Firsthand and second hand teacher experience here. Decisions need to be made at the school level. Not federal, not state, not county or city (exceptions for rural, combined schools organizations, like the one I spent most of my school years). The district my wife and i work for, and we still have one child in, opened up all online back in August. Went a couple of weeks, then parents had the option to continue online or send kids into the buildings. Vast majority stayed online. District re-evaluated everything a few weeks later, discovered huge failure rates, mostly from online learners. Warnings were made, and shortly thereafter, many students were forced back into classrooms. As grading cycles have ended, parents are again offered the choice of online or face to face, and now, 2/3ds through the year, everyone is probably where they will be until the online option is revoked or something hits the fan and we all close up again.
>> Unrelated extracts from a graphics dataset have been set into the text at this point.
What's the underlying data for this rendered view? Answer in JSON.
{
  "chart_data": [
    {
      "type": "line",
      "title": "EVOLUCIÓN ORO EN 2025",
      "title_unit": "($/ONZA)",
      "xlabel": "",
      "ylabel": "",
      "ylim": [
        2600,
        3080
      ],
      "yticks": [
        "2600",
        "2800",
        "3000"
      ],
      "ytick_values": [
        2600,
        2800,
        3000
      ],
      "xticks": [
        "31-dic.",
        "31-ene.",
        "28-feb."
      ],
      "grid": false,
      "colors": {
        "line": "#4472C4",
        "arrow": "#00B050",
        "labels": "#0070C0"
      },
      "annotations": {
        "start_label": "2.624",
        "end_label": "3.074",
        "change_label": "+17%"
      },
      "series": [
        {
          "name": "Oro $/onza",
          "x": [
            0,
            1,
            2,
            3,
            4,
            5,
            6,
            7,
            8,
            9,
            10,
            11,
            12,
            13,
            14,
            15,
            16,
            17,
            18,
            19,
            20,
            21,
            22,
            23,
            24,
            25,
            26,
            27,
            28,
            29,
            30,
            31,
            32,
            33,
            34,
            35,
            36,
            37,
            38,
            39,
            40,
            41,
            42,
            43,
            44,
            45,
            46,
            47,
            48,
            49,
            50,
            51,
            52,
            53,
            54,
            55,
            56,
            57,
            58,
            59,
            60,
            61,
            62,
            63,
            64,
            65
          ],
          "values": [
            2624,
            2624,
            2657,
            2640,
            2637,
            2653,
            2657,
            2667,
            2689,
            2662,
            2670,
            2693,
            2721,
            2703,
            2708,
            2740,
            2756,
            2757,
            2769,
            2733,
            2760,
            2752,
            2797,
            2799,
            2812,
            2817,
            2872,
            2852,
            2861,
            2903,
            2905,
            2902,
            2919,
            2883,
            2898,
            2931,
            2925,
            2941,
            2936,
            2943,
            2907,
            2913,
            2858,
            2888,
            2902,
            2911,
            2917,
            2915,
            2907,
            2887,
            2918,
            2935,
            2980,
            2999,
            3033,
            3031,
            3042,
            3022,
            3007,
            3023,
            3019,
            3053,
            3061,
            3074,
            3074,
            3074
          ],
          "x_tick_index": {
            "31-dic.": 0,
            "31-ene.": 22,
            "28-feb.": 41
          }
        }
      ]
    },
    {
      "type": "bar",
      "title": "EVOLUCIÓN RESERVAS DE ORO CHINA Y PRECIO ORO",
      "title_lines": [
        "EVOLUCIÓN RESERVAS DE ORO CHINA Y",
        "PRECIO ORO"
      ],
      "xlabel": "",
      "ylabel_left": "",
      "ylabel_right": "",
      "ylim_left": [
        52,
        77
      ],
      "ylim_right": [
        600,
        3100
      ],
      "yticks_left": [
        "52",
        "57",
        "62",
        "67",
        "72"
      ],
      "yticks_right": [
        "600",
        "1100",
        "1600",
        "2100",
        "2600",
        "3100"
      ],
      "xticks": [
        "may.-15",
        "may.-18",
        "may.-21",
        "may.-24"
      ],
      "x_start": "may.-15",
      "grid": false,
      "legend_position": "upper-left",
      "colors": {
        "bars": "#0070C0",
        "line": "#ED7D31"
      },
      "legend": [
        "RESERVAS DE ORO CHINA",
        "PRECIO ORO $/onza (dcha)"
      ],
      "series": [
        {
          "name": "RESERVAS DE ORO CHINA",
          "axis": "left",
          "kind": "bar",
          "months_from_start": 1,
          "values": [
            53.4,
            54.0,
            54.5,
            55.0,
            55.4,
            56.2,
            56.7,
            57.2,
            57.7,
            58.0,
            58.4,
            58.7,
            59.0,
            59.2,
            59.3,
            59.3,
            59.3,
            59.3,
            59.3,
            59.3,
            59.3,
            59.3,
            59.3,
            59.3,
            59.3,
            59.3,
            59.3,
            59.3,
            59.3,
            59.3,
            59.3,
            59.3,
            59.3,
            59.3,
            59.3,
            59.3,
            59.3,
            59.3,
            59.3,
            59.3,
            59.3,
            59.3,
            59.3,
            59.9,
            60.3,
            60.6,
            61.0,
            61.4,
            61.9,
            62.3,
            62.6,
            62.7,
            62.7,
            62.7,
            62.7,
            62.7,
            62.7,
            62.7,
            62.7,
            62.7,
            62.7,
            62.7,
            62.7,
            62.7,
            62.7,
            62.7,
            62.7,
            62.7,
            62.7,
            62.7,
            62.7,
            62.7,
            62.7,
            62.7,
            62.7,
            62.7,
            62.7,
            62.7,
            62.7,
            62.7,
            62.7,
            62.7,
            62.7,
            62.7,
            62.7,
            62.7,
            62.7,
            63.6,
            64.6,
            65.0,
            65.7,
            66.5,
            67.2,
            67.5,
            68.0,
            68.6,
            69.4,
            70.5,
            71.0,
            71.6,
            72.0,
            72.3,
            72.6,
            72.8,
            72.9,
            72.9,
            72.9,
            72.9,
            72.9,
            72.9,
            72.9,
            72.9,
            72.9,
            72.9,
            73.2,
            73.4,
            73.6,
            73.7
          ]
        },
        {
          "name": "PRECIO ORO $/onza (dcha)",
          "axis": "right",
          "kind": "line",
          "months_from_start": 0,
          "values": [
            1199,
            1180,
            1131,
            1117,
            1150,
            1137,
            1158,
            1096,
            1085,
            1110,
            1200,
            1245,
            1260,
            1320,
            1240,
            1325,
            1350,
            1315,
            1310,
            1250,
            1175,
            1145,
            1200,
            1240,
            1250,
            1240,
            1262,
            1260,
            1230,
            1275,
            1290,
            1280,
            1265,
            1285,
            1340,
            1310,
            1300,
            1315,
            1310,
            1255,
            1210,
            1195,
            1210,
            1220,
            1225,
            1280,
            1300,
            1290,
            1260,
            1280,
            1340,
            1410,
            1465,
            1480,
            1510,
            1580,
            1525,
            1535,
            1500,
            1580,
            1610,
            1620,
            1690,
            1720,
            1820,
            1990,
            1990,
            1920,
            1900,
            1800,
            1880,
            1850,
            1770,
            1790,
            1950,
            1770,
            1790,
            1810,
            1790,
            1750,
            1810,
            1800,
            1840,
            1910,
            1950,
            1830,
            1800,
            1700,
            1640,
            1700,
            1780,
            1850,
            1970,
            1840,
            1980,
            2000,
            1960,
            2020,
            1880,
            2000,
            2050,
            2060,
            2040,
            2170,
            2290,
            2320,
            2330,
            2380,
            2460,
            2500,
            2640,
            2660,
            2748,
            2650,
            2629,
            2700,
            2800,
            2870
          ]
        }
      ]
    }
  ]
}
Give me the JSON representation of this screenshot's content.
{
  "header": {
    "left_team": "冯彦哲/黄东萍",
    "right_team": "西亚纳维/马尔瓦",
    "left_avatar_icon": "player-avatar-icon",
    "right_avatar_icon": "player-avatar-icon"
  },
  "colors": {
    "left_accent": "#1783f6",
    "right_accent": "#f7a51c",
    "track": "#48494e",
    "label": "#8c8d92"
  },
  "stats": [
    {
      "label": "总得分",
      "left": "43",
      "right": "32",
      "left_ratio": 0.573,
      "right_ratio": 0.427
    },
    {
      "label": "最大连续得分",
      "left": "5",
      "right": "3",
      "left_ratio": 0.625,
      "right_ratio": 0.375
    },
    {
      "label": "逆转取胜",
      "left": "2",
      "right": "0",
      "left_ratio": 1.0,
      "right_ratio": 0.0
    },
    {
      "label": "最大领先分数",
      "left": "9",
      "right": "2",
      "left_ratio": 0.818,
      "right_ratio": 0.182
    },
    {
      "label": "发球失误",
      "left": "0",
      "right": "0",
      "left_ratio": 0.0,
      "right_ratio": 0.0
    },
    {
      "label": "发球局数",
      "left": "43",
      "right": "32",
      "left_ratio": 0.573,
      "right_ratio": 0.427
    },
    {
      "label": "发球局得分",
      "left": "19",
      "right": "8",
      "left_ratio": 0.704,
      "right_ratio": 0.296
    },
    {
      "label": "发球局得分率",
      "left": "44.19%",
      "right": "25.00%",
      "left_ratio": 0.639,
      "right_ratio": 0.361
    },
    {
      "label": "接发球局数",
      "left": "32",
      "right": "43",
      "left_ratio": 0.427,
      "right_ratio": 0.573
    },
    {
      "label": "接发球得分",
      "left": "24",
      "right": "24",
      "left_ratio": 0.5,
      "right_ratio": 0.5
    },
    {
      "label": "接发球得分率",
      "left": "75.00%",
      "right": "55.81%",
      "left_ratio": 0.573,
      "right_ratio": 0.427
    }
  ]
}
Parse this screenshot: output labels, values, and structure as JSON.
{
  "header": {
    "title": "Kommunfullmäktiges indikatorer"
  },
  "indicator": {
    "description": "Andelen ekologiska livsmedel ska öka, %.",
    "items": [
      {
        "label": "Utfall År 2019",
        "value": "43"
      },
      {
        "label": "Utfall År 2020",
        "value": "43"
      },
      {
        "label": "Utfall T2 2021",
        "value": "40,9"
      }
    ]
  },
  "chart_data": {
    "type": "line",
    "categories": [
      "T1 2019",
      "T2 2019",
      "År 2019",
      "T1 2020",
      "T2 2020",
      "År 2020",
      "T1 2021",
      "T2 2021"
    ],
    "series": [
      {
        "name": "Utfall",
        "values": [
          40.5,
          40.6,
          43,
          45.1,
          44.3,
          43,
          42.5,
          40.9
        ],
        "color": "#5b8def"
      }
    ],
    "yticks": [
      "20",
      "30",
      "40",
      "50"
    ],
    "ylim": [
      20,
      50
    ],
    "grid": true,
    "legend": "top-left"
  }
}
I tell you all that to tell you this. My campus is a disciplinary one, we get kids who get in trouble. I'm on the middle school side, we have a whopping 11 students right now, total across 6-8th grades. High school is a little busier, but I don't know their exact numbers. These are very low numbers for us. We have had a couple of positive kung-flu tests and a few folks quarantined due to possible exposure, but nothing major. There is no reason for my school to close up or go all online.
My wife's school, pre-K/kindergarten building, on the other hand, is running a skeleton crew of teachers and staff (including janitorial staff) because of numerous positive tests, and people with shockingly similar symptoms whose test still come back negative. They need to close up for a couple of weeks, lysol bomb the whole building, but someone high up the chain (not sure how far) won't.
Teachers should be the same way. Individuals who are not in high risk categories and want to go to work should be able to, those who are worried can work from home. Union group think will just cause the students who are falling behind (and there are tons of those, this mess will definitely leave a mark on the education level of the US for several years to come, but that's another can of worms) to get further behind.